Sarale explicó que en el diseño convergen muchas disciplinas y en este sentido hay una ausencia de indicadores de calidad.
Los cambios
Actualmente las aplicaciones del diseño pueden ser desde lo visual, hasta intervenir en campañas institucionales, folleterías, ofrecer áreas de servicio a entidades o comunidades que se unen por diferentes motivos (el caso de los artesanos).
Precisamente, lo que se pretende, según el especialista, es ir más alládel objeto.
“Por ejemplo, si hay un diseño de smarthpone, lo que debemos hacer es apuntar a las prestaciones, sus aplicaciones, y esto es ir un poco adelante del producto en si. Esto va cambiando con la aparición de la tecnología”, dijo.
La vieja visión del diseñador como dibujante, ha cambiado, según Sarale, y ha dado paso a un sujeto que se ocupa de servicios, de estrategias, planificación y de programas.

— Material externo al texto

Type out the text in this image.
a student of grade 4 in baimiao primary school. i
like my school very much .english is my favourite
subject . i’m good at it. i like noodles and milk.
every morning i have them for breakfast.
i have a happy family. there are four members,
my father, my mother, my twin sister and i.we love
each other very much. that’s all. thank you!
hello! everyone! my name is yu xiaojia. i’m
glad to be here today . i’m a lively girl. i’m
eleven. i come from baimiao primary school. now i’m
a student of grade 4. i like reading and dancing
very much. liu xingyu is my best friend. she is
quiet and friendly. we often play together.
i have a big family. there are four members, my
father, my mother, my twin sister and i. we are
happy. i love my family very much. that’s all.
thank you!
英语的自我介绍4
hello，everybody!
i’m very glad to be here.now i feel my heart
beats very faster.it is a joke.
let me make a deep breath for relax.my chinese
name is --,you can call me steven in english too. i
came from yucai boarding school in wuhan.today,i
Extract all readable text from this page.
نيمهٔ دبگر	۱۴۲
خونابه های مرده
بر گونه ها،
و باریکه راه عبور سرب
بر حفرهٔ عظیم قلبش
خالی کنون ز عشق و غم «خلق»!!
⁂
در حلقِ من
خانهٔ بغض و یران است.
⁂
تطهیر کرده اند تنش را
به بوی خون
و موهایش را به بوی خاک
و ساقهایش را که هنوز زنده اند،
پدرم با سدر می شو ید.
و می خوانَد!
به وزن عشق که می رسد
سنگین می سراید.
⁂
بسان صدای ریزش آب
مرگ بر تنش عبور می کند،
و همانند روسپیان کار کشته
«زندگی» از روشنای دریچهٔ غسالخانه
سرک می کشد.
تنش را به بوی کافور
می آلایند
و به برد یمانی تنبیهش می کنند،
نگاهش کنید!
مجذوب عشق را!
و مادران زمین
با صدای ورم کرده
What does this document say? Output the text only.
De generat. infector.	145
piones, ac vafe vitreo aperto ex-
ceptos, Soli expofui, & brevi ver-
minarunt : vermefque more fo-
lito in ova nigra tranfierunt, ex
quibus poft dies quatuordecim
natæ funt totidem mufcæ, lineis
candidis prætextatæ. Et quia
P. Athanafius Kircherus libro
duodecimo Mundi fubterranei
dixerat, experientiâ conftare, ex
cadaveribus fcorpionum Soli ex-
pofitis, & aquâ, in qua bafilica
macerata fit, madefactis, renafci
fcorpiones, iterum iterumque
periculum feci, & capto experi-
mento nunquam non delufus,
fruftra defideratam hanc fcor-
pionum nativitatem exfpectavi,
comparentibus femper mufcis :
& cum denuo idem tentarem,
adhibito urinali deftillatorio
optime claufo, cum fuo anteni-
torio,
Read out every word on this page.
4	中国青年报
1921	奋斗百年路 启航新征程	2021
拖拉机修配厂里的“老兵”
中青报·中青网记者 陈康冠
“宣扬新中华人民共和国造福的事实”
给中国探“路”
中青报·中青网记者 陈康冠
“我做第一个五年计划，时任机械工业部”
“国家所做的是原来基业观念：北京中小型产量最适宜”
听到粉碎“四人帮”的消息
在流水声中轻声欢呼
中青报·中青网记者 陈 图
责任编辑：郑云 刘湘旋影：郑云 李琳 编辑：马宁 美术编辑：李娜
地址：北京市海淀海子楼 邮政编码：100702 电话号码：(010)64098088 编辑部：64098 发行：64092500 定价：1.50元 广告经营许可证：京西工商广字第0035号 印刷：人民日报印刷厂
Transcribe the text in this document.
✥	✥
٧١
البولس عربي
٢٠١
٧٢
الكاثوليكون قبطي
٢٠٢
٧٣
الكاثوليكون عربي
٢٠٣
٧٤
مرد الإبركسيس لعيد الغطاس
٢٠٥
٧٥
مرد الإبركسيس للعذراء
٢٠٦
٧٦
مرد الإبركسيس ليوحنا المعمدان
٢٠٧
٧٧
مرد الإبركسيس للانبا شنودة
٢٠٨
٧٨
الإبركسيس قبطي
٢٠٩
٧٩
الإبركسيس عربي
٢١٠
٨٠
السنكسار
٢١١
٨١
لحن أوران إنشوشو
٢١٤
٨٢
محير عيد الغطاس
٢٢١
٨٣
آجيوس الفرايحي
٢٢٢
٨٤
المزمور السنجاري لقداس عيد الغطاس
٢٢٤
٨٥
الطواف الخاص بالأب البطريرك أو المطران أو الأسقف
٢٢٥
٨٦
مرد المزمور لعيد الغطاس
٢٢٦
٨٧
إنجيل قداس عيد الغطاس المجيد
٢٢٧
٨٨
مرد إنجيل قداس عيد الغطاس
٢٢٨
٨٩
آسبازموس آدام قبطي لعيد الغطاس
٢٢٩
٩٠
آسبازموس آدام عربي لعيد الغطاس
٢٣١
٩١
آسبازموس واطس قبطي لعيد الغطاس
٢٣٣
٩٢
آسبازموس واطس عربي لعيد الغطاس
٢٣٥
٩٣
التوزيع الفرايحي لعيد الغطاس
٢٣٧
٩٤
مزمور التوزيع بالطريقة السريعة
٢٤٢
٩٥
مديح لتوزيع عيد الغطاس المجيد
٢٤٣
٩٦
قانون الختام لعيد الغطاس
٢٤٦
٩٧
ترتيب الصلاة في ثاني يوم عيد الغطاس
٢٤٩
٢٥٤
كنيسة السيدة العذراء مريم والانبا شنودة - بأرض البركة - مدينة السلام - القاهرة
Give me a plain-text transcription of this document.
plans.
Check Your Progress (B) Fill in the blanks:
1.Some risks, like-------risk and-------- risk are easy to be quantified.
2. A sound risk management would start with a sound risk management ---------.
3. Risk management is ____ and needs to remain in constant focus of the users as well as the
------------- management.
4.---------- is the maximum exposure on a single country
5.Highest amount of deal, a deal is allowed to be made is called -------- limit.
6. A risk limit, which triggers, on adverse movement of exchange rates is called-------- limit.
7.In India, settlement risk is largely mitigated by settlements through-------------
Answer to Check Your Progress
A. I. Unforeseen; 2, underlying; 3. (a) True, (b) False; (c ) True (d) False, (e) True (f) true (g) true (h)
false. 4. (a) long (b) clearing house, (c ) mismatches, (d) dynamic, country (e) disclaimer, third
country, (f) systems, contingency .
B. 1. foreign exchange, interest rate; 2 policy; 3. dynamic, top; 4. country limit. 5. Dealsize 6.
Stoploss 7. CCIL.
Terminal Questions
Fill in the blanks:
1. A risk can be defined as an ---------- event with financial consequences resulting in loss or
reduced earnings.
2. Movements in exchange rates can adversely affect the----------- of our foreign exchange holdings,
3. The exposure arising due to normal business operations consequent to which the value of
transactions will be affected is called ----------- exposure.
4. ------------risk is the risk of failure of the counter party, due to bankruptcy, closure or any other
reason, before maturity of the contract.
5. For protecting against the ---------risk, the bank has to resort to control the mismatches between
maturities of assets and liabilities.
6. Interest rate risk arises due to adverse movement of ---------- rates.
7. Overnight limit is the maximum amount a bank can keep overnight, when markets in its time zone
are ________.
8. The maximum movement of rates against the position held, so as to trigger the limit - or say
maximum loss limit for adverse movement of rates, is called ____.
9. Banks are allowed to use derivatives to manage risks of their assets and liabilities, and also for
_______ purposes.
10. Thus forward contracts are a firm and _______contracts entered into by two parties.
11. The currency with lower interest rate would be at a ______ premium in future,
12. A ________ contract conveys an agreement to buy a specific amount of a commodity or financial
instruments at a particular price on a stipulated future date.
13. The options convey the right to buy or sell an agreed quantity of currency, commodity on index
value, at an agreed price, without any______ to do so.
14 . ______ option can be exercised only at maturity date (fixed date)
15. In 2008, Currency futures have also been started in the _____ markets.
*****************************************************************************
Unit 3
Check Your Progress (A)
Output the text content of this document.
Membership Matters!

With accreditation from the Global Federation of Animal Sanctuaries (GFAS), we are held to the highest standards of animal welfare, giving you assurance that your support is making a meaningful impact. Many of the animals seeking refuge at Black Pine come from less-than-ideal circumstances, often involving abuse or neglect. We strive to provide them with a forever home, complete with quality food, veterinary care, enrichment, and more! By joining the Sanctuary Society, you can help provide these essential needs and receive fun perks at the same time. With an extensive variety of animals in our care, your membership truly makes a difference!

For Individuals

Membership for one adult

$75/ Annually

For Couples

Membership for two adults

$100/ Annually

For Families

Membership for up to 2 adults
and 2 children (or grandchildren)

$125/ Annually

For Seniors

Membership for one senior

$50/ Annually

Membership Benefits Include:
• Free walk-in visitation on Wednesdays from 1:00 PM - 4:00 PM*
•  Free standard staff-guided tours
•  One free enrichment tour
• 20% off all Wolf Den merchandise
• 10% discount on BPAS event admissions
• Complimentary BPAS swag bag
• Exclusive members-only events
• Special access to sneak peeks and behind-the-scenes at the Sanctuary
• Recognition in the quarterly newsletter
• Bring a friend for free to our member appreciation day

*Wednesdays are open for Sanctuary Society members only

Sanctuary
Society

“Estamos tratando de legitimar esto en el ámbito académico, pero falta. La idea es avanzar sobre un concepto que implica variar el viejo paradigma del diseñador que hace objetos, aunque sigue haciéndolos, pero con otro nivel de complejidad, pensando en el sujeto de destino”, resaltó, y destacó este nuevo rol como el aprendizaje de un proceso de de empatización.
Según Sarale, “el concepto que avanza indica que el diseño está centrado en lo humano, en ponerse en el lugar del destinatario de nuestro proyecto, que puede ser una institución, una persona, o un grupo de artesanos, por ejemplo”.